The second weekend in July is our family reunion. This year I got to see my 1/2 sister whom I haven't seen in 23 years. She is reclusive as my 1/2 brother hasn't seen her in 17 and our brother and sister haven't seen her in more than my 23. The last time I saw her she was introducing us to her fiance- she introduced our brother by saying "this is my brother..." but then when it was time to introduce me it was "and this is..." Not my sister but this is... I had been so excited because I hadn't seen her since our father had died. I was only 17 and it was like a splash of ice water and I never forgot it. Seems however that she doesn't even remember this meeting or that I lived in MD for 10 years which is where this all went down. In a way this is even worse than forgetting to introduce me as her sister. Half of me is like "what were you on drugs to forget that" or "did I really mean so little in your life that I could be forgotten that easily" but the other half says why are you worried about it. You don't know her and she has no clue who you are and doesn't care too. It is my own fault because I had put her up high because I didn't get to see her very often. She stayed with her mother after our father and her mother divorced. Our brother stayed with Dad and then met my mother and had my sister, me and my brother. Where as my sister was like the boss, a real "meany" and I had to put up with her, this other sister was the cool one, like a breath of fresh air so to speak that only came for short periods of time. Guess I should have looked up more to the one that put up with me and that really cared. I have no excuses except youth. So it was really weird that she showed up. It was like talking to a stranger. I can see parts of my "meany" sister in her which was strange that mannerisms can be the same between sisters raised totally apart from each other. The only thing we have in common is that we both knit. Now my "meany" sister and I are TOTAL opposites but at least I know she loves me and cares about me so I guess I owe her an apology for kinda holding it against her that she wasn't the "cool" one. Sorry sis and thank you for always being there. Family dynamics are extremely exhausting so I slept hours away after the reunion and on Sunday.
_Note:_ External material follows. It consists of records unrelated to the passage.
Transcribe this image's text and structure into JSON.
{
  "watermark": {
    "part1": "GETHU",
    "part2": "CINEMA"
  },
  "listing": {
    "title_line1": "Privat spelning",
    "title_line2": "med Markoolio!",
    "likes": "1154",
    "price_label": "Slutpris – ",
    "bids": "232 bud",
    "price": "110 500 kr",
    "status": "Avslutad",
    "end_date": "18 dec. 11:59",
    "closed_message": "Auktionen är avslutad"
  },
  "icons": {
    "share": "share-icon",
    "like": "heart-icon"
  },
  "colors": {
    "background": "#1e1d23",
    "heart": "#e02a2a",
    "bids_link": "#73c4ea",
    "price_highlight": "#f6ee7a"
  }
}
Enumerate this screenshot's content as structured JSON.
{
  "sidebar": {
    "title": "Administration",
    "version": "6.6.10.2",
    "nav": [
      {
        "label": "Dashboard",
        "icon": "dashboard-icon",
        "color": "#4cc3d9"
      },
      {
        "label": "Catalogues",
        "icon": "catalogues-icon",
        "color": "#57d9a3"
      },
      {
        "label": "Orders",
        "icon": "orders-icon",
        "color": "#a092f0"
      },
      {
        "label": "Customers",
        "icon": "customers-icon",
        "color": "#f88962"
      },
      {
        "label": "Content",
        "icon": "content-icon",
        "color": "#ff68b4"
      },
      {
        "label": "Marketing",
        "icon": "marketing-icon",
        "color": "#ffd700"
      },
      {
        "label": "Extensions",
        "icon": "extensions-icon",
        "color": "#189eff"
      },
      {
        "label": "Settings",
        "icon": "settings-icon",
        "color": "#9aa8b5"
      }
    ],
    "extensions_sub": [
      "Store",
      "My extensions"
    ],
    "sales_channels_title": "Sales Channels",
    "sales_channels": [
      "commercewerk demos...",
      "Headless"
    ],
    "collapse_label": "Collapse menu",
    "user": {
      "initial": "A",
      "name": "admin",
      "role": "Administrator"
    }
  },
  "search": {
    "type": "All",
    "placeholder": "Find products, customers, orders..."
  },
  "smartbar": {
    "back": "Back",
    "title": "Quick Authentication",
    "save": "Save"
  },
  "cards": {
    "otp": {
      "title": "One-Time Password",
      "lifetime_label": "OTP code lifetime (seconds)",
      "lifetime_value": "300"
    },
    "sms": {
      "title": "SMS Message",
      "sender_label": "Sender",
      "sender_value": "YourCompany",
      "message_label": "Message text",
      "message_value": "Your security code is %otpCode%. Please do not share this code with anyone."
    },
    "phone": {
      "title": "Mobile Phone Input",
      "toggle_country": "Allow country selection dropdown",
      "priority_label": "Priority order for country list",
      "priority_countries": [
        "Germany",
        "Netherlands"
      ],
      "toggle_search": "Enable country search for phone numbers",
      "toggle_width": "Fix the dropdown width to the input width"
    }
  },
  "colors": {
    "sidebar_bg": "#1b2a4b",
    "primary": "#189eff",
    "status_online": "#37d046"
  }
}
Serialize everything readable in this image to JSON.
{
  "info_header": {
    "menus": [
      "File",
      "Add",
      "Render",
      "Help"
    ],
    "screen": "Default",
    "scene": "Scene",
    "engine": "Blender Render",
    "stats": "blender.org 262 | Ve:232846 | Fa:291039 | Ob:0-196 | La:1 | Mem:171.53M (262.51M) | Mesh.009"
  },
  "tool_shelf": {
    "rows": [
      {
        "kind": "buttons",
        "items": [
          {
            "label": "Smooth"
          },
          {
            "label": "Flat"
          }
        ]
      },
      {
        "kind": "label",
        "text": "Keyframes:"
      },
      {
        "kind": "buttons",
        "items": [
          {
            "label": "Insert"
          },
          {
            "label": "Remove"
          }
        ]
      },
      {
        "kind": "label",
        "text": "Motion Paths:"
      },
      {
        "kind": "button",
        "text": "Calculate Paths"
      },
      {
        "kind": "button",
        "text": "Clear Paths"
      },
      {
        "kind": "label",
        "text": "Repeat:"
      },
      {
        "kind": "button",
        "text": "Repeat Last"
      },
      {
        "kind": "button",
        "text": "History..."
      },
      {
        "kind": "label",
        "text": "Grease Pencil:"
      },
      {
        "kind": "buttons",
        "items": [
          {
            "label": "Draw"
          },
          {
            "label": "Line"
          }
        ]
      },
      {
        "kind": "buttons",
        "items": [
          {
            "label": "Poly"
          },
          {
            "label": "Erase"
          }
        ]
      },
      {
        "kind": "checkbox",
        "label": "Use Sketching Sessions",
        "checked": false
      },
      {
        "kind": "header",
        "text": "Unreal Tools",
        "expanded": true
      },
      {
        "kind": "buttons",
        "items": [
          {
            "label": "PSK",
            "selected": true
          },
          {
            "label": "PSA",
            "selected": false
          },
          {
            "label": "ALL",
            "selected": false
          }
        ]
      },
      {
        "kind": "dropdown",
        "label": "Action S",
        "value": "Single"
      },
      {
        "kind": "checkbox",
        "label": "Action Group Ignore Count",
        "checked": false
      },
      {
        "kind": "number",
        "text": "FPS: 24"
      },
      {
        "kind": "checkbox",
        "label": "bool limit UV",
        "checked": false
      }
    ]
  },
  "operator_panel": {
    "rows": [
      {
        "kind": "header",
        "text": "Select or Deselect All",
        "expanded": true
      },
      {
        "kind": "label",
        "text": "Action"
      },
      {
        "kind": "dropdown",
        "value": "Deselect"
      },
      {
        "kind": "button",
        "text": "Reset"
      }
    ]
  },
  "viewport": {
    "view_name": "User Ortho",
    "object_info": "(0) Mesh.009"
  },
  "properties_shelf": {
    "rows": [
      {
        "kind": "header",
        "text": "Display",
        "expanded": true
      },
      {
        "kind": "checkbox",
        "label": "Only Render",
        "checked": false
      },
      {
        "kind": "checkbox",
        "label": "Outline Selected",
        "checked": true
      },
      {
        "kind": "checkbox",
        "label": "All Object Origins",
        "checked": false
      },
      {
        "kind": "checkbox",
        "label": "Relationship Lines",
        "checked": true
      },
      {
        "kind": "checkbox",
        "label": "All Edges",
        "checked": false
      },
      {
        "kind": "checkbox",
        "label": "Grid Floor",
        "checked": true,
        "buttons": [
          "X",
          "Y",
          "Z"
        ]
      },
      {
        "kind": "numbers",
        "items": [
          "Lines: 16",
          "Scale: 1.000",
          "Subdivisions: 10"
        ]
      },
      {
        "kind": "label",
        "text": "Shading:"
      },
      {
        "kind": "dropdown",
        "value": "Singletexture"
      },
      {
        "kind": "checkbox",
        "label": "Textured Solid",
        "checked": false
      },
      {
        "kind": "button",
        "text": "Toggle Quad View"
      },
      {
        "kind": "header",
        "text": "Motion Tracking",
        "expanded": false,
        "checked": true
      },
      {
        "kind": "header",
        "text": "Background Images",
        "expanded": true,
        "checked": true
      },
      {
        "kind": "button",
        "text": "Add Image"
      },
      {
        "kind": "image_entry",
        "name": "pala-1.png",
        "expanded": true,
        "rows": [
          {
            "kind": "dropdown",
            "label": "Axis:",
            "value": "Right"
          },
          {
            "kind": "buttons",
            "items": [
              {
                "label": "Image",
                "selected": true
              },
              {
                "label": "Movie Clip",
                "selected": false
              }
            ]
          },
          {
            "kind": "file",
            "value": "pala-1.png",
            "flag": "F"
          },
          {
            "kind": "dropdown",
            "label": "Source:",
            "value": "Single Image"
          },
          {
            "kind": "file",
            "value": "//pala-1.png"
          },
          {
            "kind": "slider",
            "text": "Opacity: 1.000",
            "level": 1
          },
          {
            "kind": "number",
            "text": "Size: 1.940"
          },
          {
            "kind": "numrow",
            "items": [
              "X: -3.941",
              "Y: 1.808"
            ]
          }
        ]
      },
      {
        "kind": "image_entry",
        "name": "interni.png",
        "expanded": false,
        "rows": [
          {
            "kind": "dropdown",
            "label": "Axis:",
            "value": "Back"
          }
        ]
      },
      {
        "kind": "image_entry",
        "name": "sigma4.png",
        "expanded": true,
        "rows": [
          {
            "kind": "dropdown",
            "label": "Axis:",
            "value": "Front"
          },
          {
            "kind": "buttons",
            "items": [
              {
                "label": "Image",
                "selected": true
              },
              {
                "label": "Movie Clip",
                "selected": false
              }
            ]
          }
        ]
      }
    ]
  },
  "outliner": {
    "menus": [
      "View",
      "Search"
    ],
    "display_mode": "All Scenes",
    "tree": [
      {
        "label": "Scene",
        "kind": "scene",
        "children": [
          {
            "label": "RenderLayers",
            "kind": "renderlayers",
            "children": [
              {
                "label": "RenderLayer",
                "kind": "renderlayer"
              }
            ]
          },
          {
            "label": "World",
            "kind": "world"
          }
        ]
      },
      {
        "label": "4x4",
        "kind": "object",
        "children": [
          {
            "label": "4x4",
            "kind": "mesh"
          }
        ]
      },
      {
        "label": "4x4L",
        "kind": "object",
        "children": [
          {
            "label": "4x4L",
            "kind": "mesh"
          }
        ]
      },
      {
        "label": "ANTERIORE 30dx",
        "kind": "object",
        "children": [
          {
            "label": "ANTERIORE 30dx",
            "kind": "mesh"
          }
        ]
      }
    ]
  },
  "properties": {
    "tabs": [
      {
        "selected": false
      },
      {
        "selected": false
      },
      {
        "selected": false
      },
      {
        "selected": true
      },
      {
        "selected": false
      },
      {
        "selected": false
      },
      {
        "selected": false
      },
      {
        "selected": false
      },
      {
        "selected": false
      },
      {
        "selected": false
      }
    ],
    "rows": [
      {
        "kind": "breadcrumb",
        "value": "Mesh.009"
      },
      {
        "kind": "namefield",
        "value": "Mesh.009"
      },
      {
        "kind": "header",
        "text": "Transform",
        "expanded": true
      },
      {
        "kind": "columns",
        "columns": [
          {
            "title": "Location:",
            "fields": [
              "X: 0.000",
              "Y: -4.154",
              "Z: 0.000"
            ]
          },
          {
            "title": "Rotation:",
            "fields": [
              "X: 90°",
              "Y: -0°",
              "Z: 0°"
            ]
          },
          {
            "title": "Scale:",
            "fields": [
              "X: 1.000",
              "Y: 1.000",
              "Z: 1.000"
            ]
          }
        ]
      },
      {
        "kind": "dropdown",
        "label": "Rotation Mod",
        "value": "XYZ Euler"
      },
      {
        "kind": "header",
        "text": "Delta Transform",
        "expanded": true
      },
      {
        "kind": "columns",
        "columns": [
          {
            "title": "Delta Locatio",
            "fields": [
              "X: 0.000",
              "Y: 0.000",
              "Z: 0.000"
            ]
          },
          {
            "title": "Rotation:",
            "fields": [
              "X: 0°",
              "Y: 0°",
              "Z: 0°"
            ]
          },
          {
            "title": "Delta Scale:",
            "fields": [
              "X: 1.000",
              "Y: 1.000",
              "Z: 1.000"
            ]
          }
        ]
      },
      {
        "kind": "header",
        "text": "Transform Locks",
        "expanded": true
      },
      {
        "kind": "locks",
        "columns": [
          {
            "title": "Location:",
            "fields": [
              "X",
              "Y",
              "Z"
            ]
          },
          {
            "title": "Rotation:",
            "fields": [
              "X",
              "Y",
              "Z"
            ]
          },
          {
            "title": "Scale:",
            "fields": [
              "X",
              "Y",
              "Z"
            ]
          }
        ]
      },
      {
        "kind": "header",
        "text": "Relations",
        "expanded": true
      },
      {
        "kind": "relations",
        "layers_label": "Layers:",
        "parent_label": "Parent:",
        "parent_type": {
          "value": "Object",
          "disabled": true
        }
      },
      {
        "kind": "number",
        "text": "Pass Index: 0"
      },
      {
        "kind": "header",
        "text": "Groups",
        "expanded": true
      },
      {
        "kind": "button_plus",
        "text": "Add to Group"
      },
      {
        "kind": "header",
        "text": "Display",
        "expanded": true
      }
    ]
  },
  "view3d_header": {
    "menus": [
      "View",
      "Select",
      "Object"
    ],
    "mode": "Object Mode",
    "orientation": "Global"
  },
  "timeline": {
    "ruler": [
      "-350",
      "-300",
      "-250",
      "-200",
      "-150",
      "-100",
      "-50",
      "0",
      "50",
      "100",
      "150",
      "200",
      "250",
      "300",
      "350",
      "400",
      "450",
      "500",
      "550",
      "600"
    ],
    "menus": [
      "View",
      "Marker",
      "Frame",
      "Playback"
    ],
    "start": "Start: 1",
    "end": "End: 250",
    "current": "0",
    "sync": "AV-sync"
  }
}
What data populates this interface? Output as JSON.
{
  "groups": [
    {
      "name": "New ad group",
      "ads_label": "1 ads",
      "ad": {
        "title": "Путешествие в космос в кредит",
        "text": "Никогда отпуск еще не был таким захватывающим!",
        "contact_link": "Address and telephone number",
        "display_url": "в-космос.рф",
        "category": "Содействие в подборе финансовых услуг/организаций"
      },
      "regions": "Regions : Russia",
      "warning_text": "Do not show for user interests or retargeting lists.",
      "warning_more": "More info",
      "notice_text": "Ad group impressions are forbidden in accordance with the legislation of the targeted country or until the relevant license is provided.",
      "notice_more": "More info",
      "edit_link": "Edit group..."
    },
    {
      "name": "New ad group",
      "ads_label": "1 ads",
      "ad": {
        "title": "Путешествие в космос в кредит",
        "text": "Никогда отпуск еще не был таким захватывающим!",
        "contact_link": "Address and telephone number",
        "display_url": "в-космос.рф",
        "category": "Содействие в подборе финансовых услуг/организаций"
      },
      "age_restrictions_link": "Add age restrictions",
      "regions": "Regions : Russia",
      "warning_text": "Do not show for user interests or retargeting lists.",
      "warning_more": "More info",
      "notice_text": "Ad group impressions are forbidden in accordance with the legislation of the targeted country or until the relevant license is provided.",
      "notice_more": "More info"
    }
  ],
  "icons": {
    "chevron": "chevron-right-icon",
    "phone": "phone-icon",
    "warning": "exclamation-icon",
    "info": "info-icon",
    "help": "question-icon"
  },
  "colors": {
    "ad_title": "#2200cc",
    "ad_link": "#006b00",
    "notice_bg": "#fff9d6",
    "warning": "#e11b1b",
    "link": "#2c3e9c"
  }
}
I woke this morning rested and drove my son to get his new used car which means I get to drive my own car for the first time in about 6 1/2 months!!!!!! wahooooooo!!!!
I heard from Jess and she is still in Kuwait. She is suppose to leave there on the 15th now. Maybe they will and maybe they won't. But the food is good and there is a/c so it isn't as bad as being in Iraq so there is no complaining and the time is still counted.
We went and picked up 4 turkeys last week. The kids named them mashed potatoes, gravy, stuffing and cranberry sauce. I saw two shetland sheep there for sale. I was surprised at how small they are, perfect for a small farm. I was tempted but held strong...maybe later as I already checked all the info out about them!!!
Garden is weed covered but has lots of green tomatoes. Corn was NOT knee high by the 4th of July...more like ankle high!!! Cucs are starting to produce, they will go crazy here shortly. We (mom & I) made 14 assorted sized jars of black raspberry jam. Blueberries should be ripe by next week.
In fiber news .. I have been on a dye kick. I go in cycles. Right now it's dye and it's crazy dye. I spun up some and took pics. One looks like the crayola factory blew up. Have no clue what they are going to be used for but had a blast doing them so they will find a place some where at some time. Started spinning up Diggers fur, the alpoocha as JT calls it. I am just grabbing it out of the bag and spinning it like that- no carding. It leaves bumps sometimes but it still looks good to me. I have to make JT something out of it but not sure what. I frogged the sock I started for Jess because I was using the wrong numbers. I started it over and I am up to the gusset part now and should finish it tonight.
Now I am off to turn on the a/c as it is going to be 93 today which is about 15 -20 degrees more than I like.